Теперь папа отлучил нас от церкви. Нам нужен источник квасцов. Они требуются для крашения, и в изготовлении стекла, и для лечения ран. У испанцев есть небольшие залежи, но там квасцы плохие, да к тому же испанцы не станут продавать их еретикам. Однако правитель Клеве, у которого две сестры на выданье, владеет, кроме прочего, залежами лучших квасцов, таких чистых, что их огромные прозрачные кристаллы подобны исполинским алмазам.

Квасцы, быть может, и не залог супружеской любви, но члены королевского совета согласны: разум на вашей стороне, лорд Кромвель.

А что насчет самих юных дам? Они ведут род от королевского дома Франции и от нашего Эдуарда II. Они хорошие девицы, которых матери жаль будет отпускать. Да, наши послы не видели их лиц. Обычаи Клеве требуют скромности; на встречах с послами сестры сидели молча, под густыми вуалями.


На входе в королевские покои он сталкивается с врачами. Первый несет склянку с мочой – торжественно, точно святой Грааль.

– Заходите, – говорит король. – Я устал с дороги, милорд.

Поверх вышитой ночной сорочки на короле подбитый овчиной джеркин. Ночной колпак заколот большой шпинелью, красным камнем с мягким бархатистым блеском. Подле локтя стоит таз с его кровью. Король косится на таз, затем виновато на советника. Генрих, вероятно, предпочел бы не видеть кровь, но он, Кромвель, спокоен, как мясник.

– Объявлены выборы в парламент, сэр. Я прослежу, чтобы он был покладистым.

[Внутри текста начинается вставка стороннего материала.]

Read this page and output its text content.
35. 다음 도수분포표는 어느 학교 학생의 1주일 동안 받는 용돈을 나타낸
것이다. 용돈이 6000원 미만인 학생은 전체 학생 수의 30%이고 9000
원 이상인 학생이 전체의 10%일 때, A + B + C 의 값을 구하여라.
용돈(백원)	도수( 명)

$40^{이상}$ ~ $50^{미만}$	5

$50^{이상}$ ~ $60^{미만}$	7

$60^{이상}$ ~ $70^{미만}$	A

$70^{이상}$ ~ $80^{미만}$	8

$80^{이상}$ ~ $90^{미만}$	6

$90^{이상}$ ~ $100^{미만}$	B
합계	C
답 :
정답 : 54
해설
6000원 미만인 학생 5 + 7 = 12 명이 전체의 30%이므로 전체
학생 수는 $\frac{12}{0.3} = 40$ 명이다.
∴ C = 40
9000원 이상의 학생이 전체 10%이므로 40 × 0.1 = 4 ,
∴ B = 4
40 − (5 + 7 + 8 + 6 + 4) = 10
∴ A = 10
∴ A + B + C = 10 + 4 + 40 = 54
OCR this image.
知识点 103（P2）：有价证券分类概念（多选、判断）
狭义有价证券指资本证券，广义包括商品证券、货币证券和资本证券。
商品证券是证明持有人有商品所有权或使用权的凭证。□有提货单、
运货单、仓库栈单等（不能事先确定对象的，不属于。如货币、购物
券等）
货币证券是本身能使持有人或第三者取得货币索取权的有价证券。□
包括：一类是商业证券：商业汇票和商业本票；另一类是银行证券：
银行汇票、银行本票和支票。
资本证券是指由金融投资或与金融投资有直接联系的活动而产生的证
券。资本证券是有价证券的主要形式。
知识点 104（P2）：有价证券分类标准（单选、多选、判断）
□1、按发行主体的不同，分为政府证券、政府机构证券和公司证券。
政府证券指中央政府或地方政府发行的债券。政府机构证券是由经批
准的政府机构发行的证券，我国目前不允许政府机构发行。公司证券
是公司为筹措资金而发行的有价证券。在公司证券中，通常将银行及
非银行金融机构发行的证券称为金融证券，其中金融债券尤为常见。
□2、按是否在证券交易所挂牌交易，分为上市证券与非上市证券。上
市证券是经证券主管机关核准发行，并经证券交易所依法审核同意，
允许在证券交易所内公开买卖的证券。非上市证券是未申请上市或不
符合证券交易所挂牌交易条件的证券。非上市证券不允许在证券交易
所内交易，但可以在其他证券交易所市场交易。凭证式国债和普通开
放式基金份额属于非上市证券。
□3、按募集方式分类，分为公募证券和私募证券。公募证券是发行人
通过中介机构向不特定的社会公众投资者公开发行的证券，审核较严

Он достает бумаги и пакет. У Генриха вспыхивают глаза.

– Что вы мне принесли?

– Это труд под названием «Утешение государей», написанный советником одного из саксонских князей.

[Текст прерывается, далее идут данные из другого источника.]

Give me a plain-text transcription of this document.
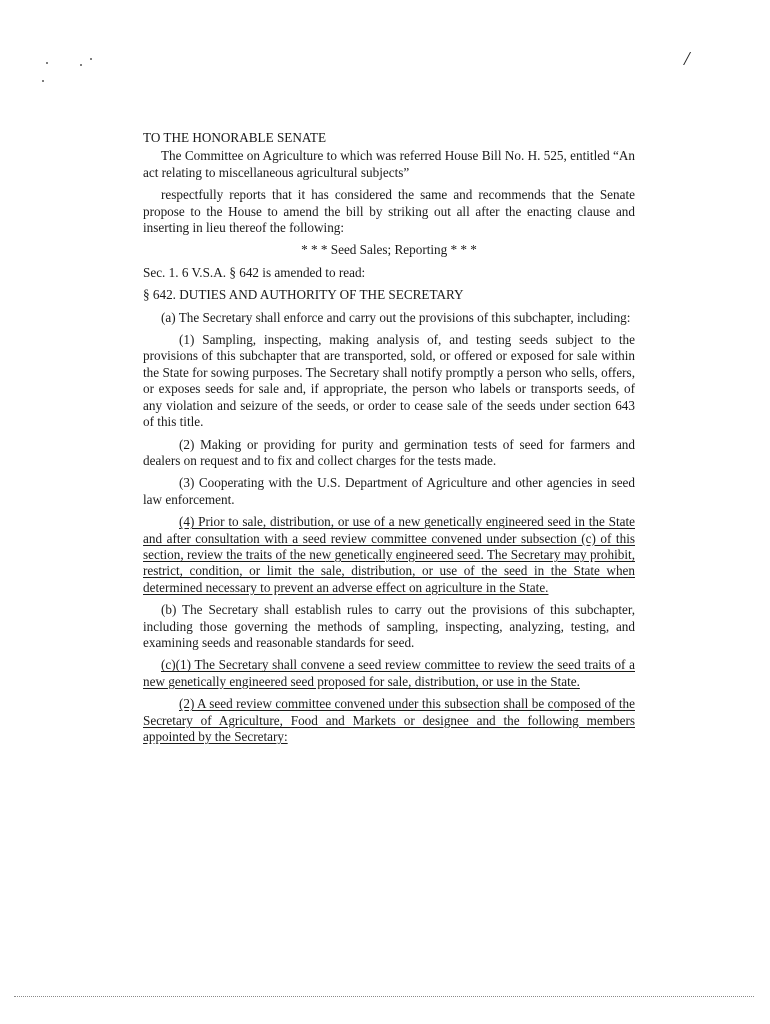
/

TO THE HONORABLE SENATE

The Committee on Agriculture to which was referred House Bill No. H. 525, entitled “An act relating to miscellaneous agricultural subjects”

respectfully reports that it has considered the same and recommends that the Senate propose to the House to amend the bill by striking out all after the enacting clause and inserting in lieu thereof the following:

* * * Seed Sales; Reporting * * *

Sec. 1. 6 V.S.A. § 642 is amended to read:

§ 642. DUTIES AND AUTHORITY OF THE SECRETARY

(a) The Secretary shall enforce and carry out the provisions of this subchapter, including:

(1) Sampling, inspecting, making analysis of, and testing seeds subject to the provisions of this subchapter that are transported, sold, or offered or exposed for sale within the State for sowing purposes. The Secretary shall notify promptly a person who sells, offers, or exposes seeds for sale and, if appropriate, the person who labels or transports seeds, of any violation and seizure of the seeds, or order to cease sale of the seeds under section 643 of this title.

(2) Making or providing for purity and germination tests of seed for farmers and dealers on request and to fix and collect charges for the tests made.

(3) Cooperating with the U.S. Department of Agriculture and other agencies in seed law enforcement.

(4) Prior to sale, distribution, or use of a new genetically engineered seed in the State and after consultation with a seed review committee convened under subsection (c) of this section, review the traits of the new genetically engineered seed. The Secretary may prohibit, restrict, condition, or limit the sale, distribution, or use of the seed in the State when determined necessary to prevent an adverse effect on agriculture in the State.

(b) The Secretary shall establish rules to carry out the provisions of this subchapter, including those governing the methods of sampling, inspecting, analyzing, testing, and examining seeds and reasonable standards for seed.

(c)(1) The Secretary shall convene a seed review committee to review the seed traits of a new genetically engineered seed proposed for sale, distribution, or use in the State.

(2) A seed review committee convened under this subsection shall be composed of the Secretary of Agriculture, Food and Markets or designee and the following members appointed by the Secretary:
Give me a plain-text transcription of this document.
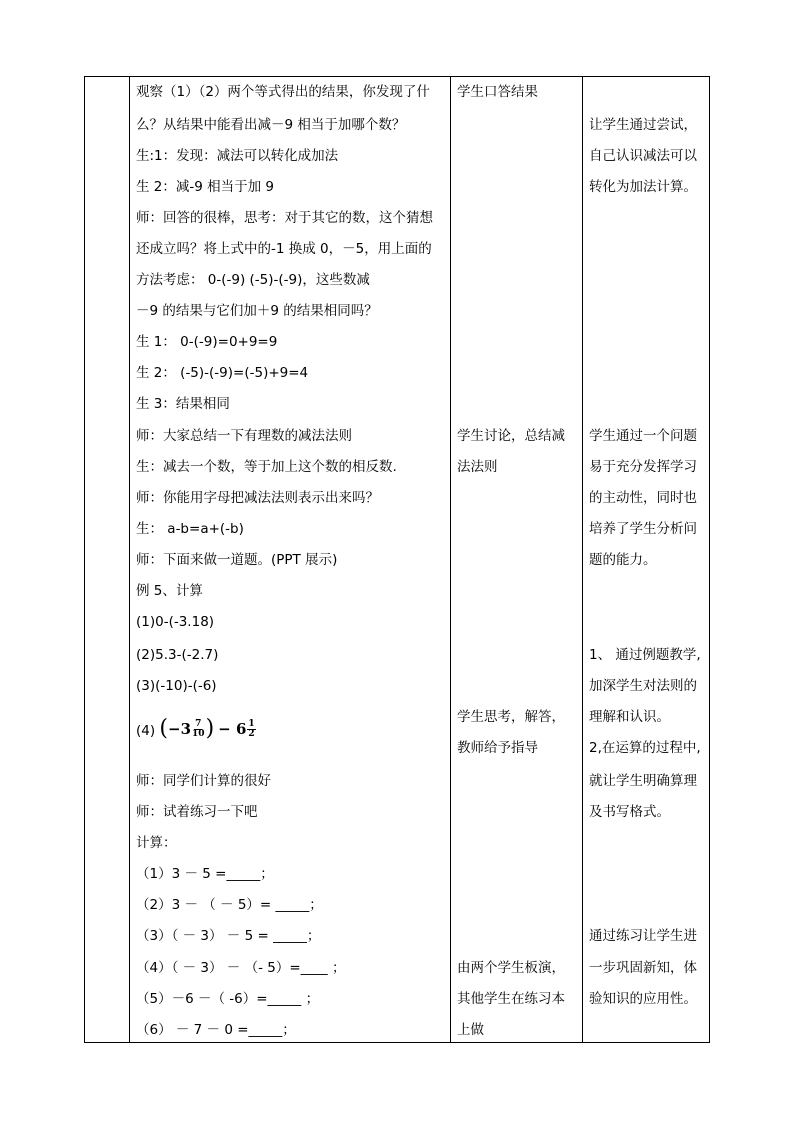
观察（1）（2）两个等式得出的结果，你发现了什
么？从结果中能看出减－9 相当于加哪个数？
生:1：发现：减法可以转化成加法
生 2：减-9 相当于加 9
师：回答的很棒，思考：对于其它的数，这个猜想
还成立吗？将上式中的-1 换成 0，－5，用上面的
方法考虑： 0-(-9) (-5)-(-9)，这些数减
－9 的结果与它们加＋9 的结果相同吗？
生 1： 0-(-9)=0+9=9
生 2： (-5)-(-9)=(-5)+9=4
生 3：结果相同
师：大家总结一下有理数的减法法则
生：减去一个数，等于加上这个数的相反数.
师：你能用字母把减法法则表示出来吗？
生： a-b=a+(-b)
师：下面来做一道题。(PPT 展示)
例 5、计算
(1)0-(-3.18)
(2)5.3-(-2.7)
(3)(-10)-(-6)
(4) ( $-3 \frac{7}{10}$ ) − $6 \frac{1}{2}$
师：同学们计算的很好
师：试着练习一下吧
计算：
（1）3 － 5 =_____；
（2）3 － （ － 5）= _____；
（3）（ － 3） － 5 = _____；
（4）（ － 3） － （- 5）=____ ；
（5）－6 －（ -6）=_____ ；
（6） － 7 － 0 =_____；
学生口答结果
学生讨论，总结减
法法则
学生思考，解答，
教师给予指导
由两个学生板演，
其他学生在练习本
上做
让学生通过尝试，
自己认识减法可以
转化为加法计算。
学生通过一个问题
易于充分发挥学习
的主动性，同时也
培养了学生分析问
题的能力。
1、 通过例题教学,
加深学生对法则的
理解和认识。
2,在运算的过程中,
就让学生明确算理
及书写格式。
通过练习让学生进
一步巩固新知，体
验知识的应用性。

Генрих вертит книгу в руках:

– Жена стала бы утешением.

– Если она принесет нам надежных союзников, сэр.

Король углубляется в книгу, но он говорит:

– Мои друзья из банка Фуггера говорят, Карл собирает деньги.

– На солдат?

– Да. Но пошлет их на Берберийское побережье. Говорят, сам он останется в Испании. Императрица ждет ребенка, и он о ней тревожится. Как известно вашему величеству, она подвержена лихорадкам.

Король молчит. Без сомнения, мыслями он в прошлом, с роженицами: Екатериной, Анной, Джейн. Наконец произносит:

– Вы слышали, что умер граф Уилтширский?

Томас Болейн.

– Упокой Господь его душу. Говорят, он умер как добрый христианин. – Пауза. – Ваше величество передаст его титул кому-нибудь другому?

– Что ж, сыновей у него не осталось. – Король, хохотнув, закрывает книгу. – Джордж Болейн забыт.